Toen kwam Ananias en legde hem de handen op en sprak de vertroostende woorden: “Saul, broeder, de Heer heeft mij gezonden, Jezus, die u verschenen is op de weg, waarlangs gij gekomen zijt, opdat gij weer zoudt zien en met de Heilige Geest vervuld zou worden.” Toen vielen hem de schellen van de ogen en hij stond op en werd gedoopt. Hij begon weer te eten en werd gesterkt. De apostel was over het dode punt heen. Het leven lachte hem weer toe. Hij wist dat Jezus hem vergeven had. Het oude was voorbij. Ananias riep hem tot een nieuw leven in Gods Naam.

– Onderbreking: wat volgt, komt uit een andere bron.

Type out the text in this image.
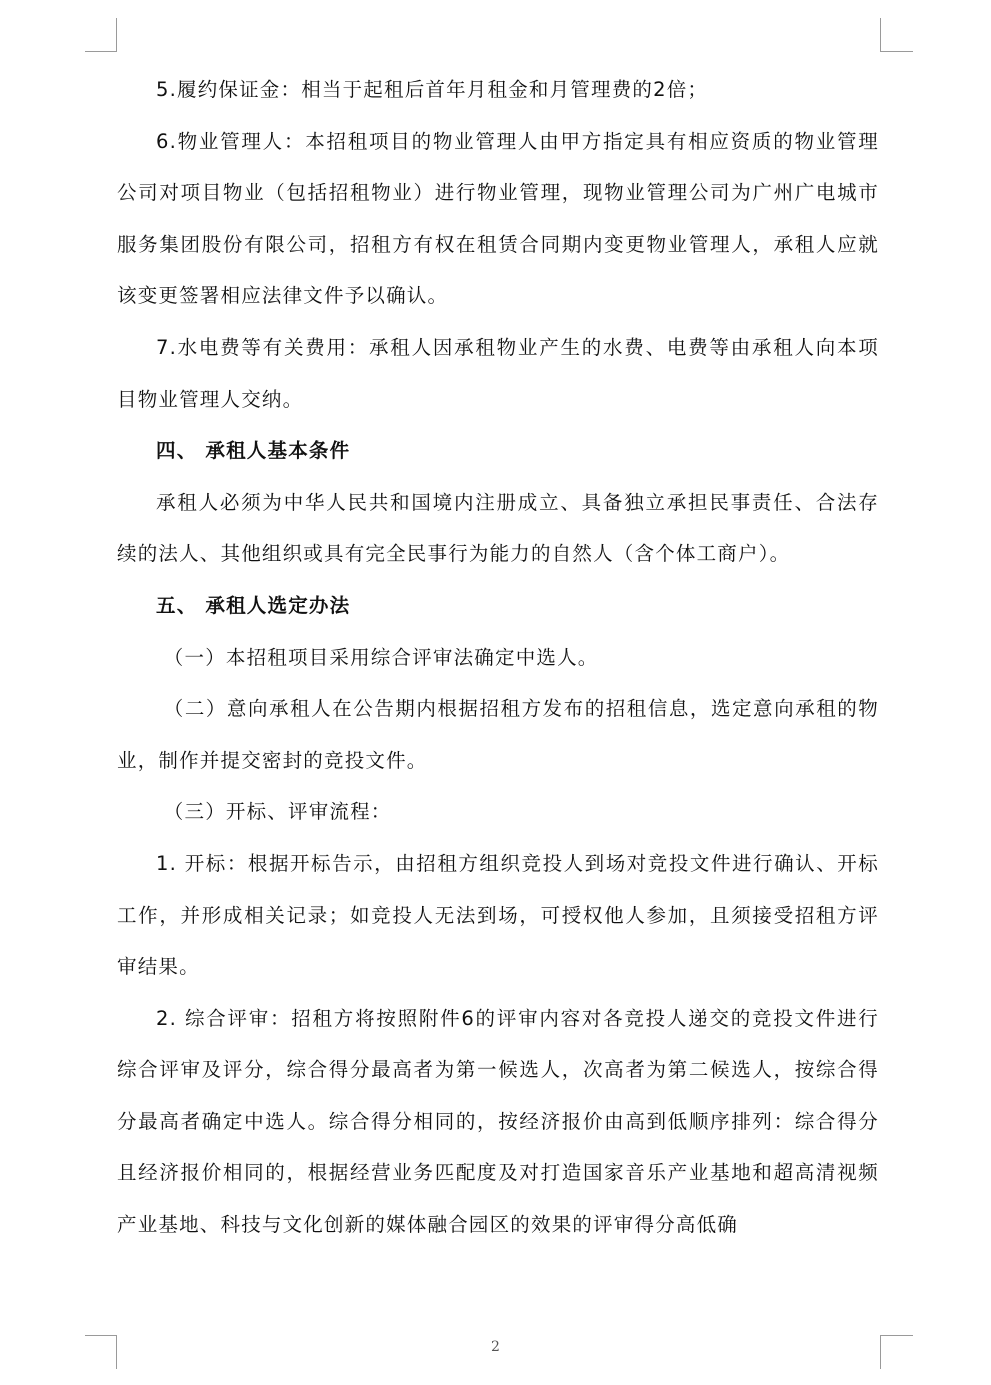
5.履约保证金：相当于起租后首年月租金和月管理费的2倍；

6.物业管理人：本招租项目的物业管理人由甲方指定具有相应资质的物业管理公司对项目物业（包括招租物业）进行物业管理，现物业管理公司为广州广电城市服务集团股份有限公司，招租方有权在租赁合同期内变更物业管理人，承租人应就该变更签署相应法律文件予以确认。

7.水电费等有关费用：承租人因承租物业产生的水费、电费等由承租人向本项目物业管理人交纳。

四、 承租人基本条件

承租人必须为中华人民共和国境内注册成立、具备独立承担民事责任、合法存续的法人、其他组织或具有完全民事行为能力的自然人（含个体工商户）。

五、 承租人选定办法

（一）本招租项目采用综合评审法确定中选人。

（二）意向承租人在公告期内根据招租方发布的招租信息，选定意向承租的物业，制作并提交密封的竞投文件。

（三）开标、评审流程：

1. 开标：根据开标告示，由招租方组织竞投人到场对竞投文件进行确认、开标工作，并形成相关记录；如竞投人无法到场，可授权他人参加，且须接受招租方评审结果。

2. 综合评审：招租方将按照附件6的评审内容对各竞投人递交的竞投文件进行综合评审及评分，综合得分最高者为第一候选人，次高者为第二候选人，按综合得分最高者确定中选人。综合得分相同的，按经济报价由高到低顺序排列：综合得分且经济报价相同的，根据经营业务匹配度及对打造国家音乐产业基地和超高清视频产业基地、科技与文化创新的媒体融合园区的效果的评审得分高低确

2
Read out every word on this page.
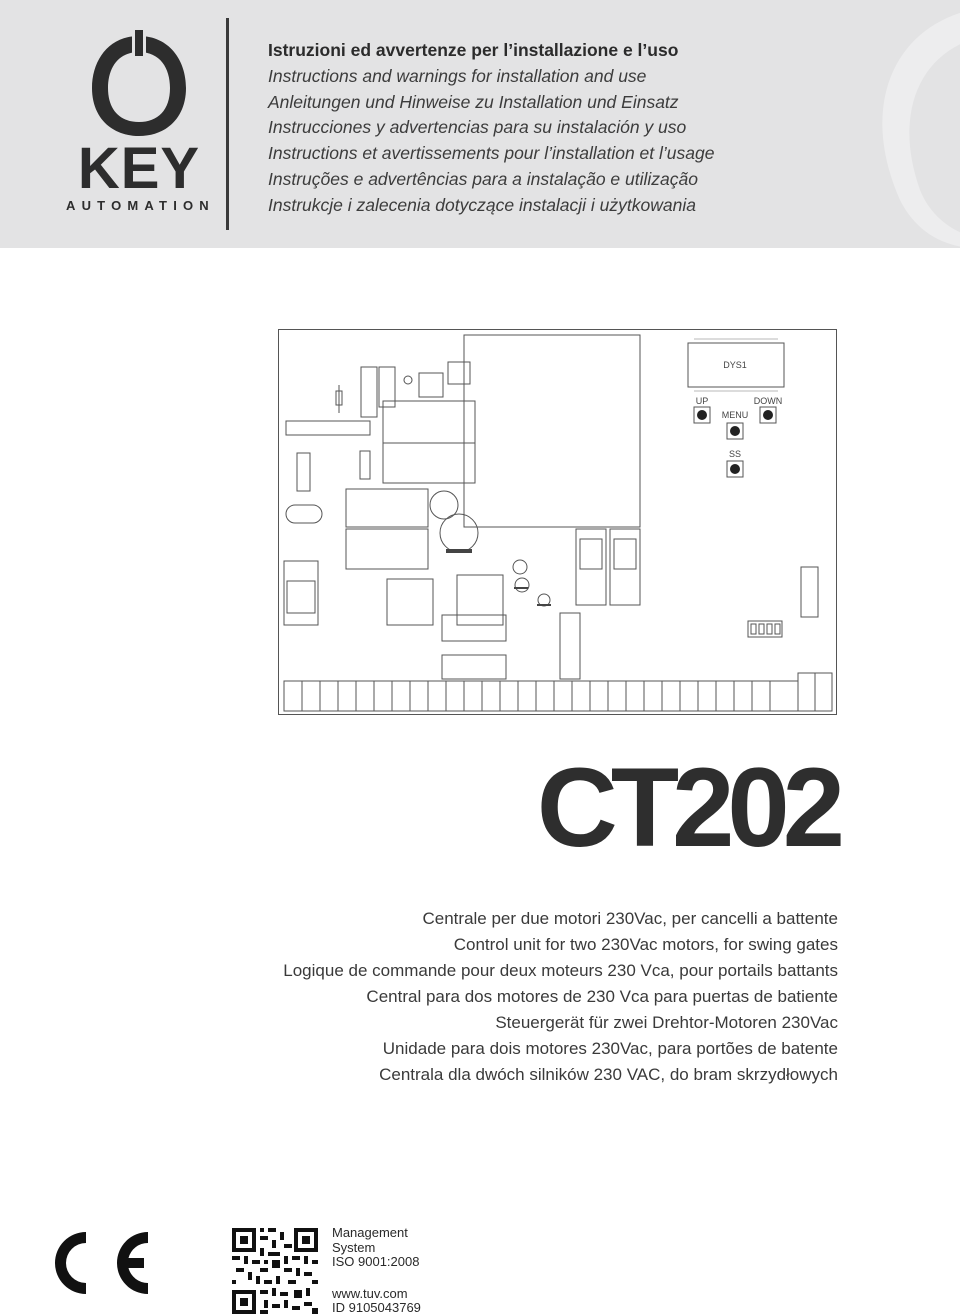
KEY
AUTOMATION
Istruzioni ed avvertenze per l’installazione e l’uso
Instructions and warnings for installation and use
Anleitungen und Hinweise zu Installation und Einsatz
Instrucciones y advertencias para su instalación y uso
Instructions et avertissements pour l’installation et l’usage
Instruções e advertências para a instalação e utilização
Instrukcje i zalecenia dotyczące instalacji i użytkowania
DYS1
UP
MENU
DOWN
SS
CT202
Centrale per due motori 230Vac, per cancelli a battente
Control unit for two 230Vac motors, for swing gates
Logique de commande pour deux moteurs 230 Vca, pour portails battants
Central para dos motores de 230 Vca para puertas de batiente
Steuergerät für zwei Drehtor-Motoren 230Vac
Unidade para dois motores 230Vac, para portões de batente
Centrala dla dwóch silników 230 VAC, do bram skrzydłowych
Management
System
ISO 9001:2008
www.tuv.com
ID 9105043769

Ananias gaat naar het huis, waar Paulus zich ophoudt. Hij doet dat niet uit zichzelf, maar hij kreeg een opdracht van de Meester: “Ga naar de straat genaamd de Rechte en vraag in het huis van Judas naar iemand uit Tarsus, genaamd Saulus”. Eerst zag Ananias dat helemaal niet zo zitten. Hij had van die Saulus gehoord en begreep natuurlijk helemaal niet, dat God die man wilde gebruiken. Maar als hij hoort dat Saulus aan het bidden is en voor de Heer een uitnemend werktuig zal zijn om Diens naam te brengen voor heidenen en koningen en de kinderen van Israël, dan buigt Ananias het hoofd en hij gáát. Als de Heer Zelf het zegt, dan moet je toch wel? Of je ’t leuk vindt of niet, je gehoorzaamt. Natuurlijk zag hij er tegen op. De Gemeente van Damaskus had gesidderd, toen zij hoorde dat die Saulus naar hen onderweg was. Zij hadden wel gehoord, dat die verschrikkelijke vijand als ’t ware door God Zelf voor de poorten van de stad was neergeveld, maar de angst was toch nog niet over. Je weet maar nooit met zulke mensen! En nu moet hij, Ananias die gevaarlijke man gaan opzoeken! Toch gaat hij, want de Heer had hem geroepen. De Heer zei: “Ananias” en hij zei “Zie, hier ben ik, Here!”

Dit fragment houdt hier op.